Regards qui m’accueillez en vain,
Je ne suis pas des vôtres, assis à votre table,
Partageant le pain et le vin.
Je ne sais plus mentir avec vos mensonges.
Je suis de l’autre côté de votre paix,
Éternellement acceptée.

Ils ont chuchoté : Un fou, c’est un fou.
Il n’aime pas être heureux. Ils ont ri.

Je vais ouvrir mon secret, hommes assis :
Je me suis inacceptable. (R.M., p.32) ’

Frénaud livre son secret, nous donne la clé de sa séparation d’avec les autres : elle est avant tout en lui-même. Ce qui nous ramène à l’idée évoquée dans les deux précédents poèmes. L’image du « je » frénaldien renvoyée dans le miroir lui est insupportable, c’est la présence de l’autre-aimant qui change l’image que le « je » a de soi-même.

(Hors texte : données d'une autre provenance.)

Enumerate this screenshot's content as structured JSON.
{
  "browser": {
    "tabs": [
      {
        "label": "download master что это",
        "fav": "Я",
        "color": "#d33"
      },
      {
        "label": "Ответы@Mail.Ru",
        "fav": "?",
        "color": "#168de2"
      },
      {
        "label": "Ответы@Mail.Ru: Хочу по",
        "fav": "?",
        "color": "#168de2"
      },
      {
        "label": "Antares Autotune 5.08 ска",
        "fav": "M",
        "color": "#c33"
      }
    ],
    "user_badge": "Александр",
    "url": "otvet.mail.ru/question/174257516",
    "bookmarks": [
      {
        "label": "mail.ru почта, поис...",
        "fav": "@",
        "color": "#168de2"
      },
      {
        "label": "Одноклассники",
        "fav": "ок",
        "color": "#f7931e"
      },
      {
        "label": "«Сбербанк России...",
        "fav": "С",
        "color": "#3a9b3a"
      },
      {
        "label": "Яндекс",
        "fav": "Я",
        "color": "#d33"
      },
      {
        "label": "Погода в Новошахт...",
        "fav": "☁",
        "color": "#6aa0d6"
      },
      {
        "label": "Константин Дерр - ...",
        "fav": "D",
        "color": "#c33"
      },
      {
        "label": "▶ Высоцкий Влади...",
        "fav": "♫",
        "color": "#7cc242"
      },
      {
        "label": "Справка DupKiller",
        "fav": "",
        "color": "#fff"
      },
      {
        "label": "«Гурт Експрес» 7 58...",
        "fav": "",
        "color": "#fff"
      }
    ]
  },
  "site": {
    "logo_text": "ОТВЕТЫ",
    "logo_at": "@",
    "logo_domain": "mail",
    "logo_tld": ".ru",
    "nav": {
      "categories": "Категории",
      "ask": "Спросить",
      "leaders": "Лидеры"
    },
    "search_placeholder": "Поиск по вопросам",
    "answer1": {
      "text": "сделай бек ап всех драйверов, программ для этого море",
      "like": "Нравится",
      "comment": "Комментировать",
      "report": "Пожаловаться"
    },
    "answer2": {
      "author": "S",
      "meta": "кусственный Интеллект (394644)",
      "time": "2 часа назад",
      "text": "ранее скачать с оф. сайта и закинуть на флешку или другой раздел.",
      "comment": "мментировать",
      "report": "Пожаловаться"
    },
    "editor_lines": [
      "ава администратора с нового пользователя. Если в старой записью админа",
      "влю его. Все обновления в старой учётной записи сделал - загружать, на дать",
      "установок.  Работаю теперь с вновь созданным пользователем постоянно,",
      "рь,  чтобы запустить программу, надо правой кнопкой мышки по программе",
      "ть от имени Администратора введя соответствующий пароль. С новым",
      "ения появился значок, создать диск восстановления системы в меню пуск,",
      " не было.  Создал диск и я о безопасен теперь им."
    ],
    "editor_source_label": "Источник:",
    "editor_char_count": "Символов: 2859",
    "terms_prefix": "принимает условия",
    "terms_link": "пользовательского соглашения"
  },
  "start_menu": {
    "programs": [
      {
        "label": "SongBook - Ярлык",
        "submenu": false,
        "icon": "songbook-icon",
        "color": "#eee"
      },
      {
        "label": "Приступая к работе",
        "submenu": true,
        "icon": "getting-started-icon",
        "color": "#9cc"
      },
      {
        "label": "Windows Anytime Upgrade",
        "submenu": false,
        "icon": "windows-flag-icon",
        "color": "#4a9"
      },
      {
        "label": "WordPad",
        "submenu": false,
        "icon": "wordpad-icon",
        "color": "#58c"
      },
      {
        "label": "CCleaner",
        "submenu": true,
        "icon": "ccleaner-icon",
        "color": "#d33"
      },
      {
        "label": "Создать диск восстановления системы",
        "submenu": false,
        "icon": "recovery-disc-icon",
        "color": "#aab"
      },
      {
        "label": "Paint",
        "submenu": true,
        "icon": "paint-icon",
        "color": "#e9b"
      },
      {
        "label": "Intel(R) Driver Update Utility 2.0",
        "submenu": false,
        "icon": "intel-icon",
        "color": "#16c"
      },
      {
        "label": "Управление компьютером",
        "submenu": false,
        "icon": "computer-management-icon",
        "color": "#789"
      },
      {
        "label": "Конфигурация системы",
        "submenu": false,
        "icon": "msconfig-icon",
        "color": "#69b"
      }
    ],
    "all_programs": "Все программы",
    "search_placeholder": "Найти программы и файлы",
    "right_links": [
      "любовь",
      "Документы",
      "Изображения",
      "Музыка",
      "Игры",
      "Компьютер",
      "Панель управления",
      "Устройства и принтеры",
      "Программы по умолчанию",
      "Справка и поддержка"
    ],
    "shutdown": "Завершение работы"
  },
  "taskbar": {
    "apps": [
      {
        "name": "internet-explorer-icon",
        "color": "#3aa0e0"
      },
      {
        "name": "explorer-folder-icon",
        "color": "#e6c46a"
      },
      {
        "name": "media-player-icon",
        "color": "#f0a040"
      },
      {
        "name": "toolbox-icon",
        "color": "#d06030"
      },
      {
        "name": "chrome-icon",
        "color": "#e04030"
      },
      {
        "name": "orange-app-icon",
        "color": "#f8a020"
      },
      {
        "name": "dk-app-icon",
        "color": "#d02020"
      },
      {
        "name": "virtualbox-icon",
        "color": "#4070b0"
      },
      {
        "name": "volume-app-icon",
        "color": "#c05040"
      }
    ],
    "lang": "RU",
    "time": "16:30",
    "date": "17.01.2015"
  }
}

Et c’est d’ailleurs ce que les autres (cités dans le poème) ont compris lorsqu’ils lui disent qu’il n’aime pas être heureux et à Frénaud d’avouer, à son tour, que le problème réside effectivement en lui, lorsqu’il leur lance sa fameuse phrase : « je me suis inacceptable ».

Nous lisons, déjà au niveau du titre du poème, une séparation qui semble être manifestée et vécue d’un seul côté, celui du poète qui est accueilli par les autres mais qui essaie de leur expliquer qu’il n’est pas un des leurs. D’un côté, le voilà assis à leur table, ce qui pourrait être vu comme un certain signe de partage ; les autres lui ouvrent les bras, l’accueillent, le considèrent un des leurs, mais d’un autre côté, Frénaud met en avant ce qui les sépare : leur paix, leurs mensonges. Il se situe à l’opposé d’eux, il est là parmi eux mais un fossé semble être creusé, le séparant d’eux. On pourrait expliquer la situation du poète par sa révolte contre toute sorte d’acceptation qui figerait et fixerait une fois pour toute la vie. C’est surtout dans une pensée et une façon de voir le monde propres au poète que Frénaud est différent de ses semblables au point de dire : « je ne suis pas des vôtres » et qui fait que les autres le prennent pour un fou. Frénaud qualifie ces autres hommes d’« assis » - assis physiquement à table mais ce n’est pas sans rappeler le poème de Rimbaud « les assis » - et il explique dans son poème l’attitude du poète et la rupture qui s’effectue avec les autres. Or, la dernière déclaration qu’il révèle comme son secret vient brouiller les pistes et semer un doute sur ce que nous avons lu tout au long du poème.

« Je me suis inacceptable », cette formule frappante qui vient clore le poème témoigne de l’insatisfaction propre au poète, insatisfaction de lui-même. Nous pouvons dire que cette part de différence dans l’altérité n’est pas seulement extérieure comme dans les premiers vers mais aussi intérieure au « moi » de chacun (l’altérité est une part en nous, une part de notre intimité) comme le révèle le dernier vers. Dans tous les cas, nous pouvons dire que la frontière entre nous et l’Autre n’est pas si définie que nous le croyions.

Nous passerons maintenant à l’étude de notre deuxième poète avec, toujours, la même problématique du « je ». Guillevic qui, ayant connu, lui aussi, une crise intérieure dans son rapport à lui-même, s’était réfugié dans une forme d’altérité qui l’a porté au-delà du malaise dans son rapport à soi. Une crise du « je », de l’identité, qui s’est heureusement dénouée par l’intermédiaire des choses et grâce au regard amoureux également.

Notes
10.

Soulignons que même le rapport à nous-mêmes est différent chez nos poètes, nous ne sommes plus dans le lyrisme personnel (moi-je) où le poète est submergé par ses émotions et sentiments propres mais toujours dans un rapport à l’Autre quel qu’il soit, même si cet Autre c’est cette part d’altérité en lui-même, c’est son autre lui-même.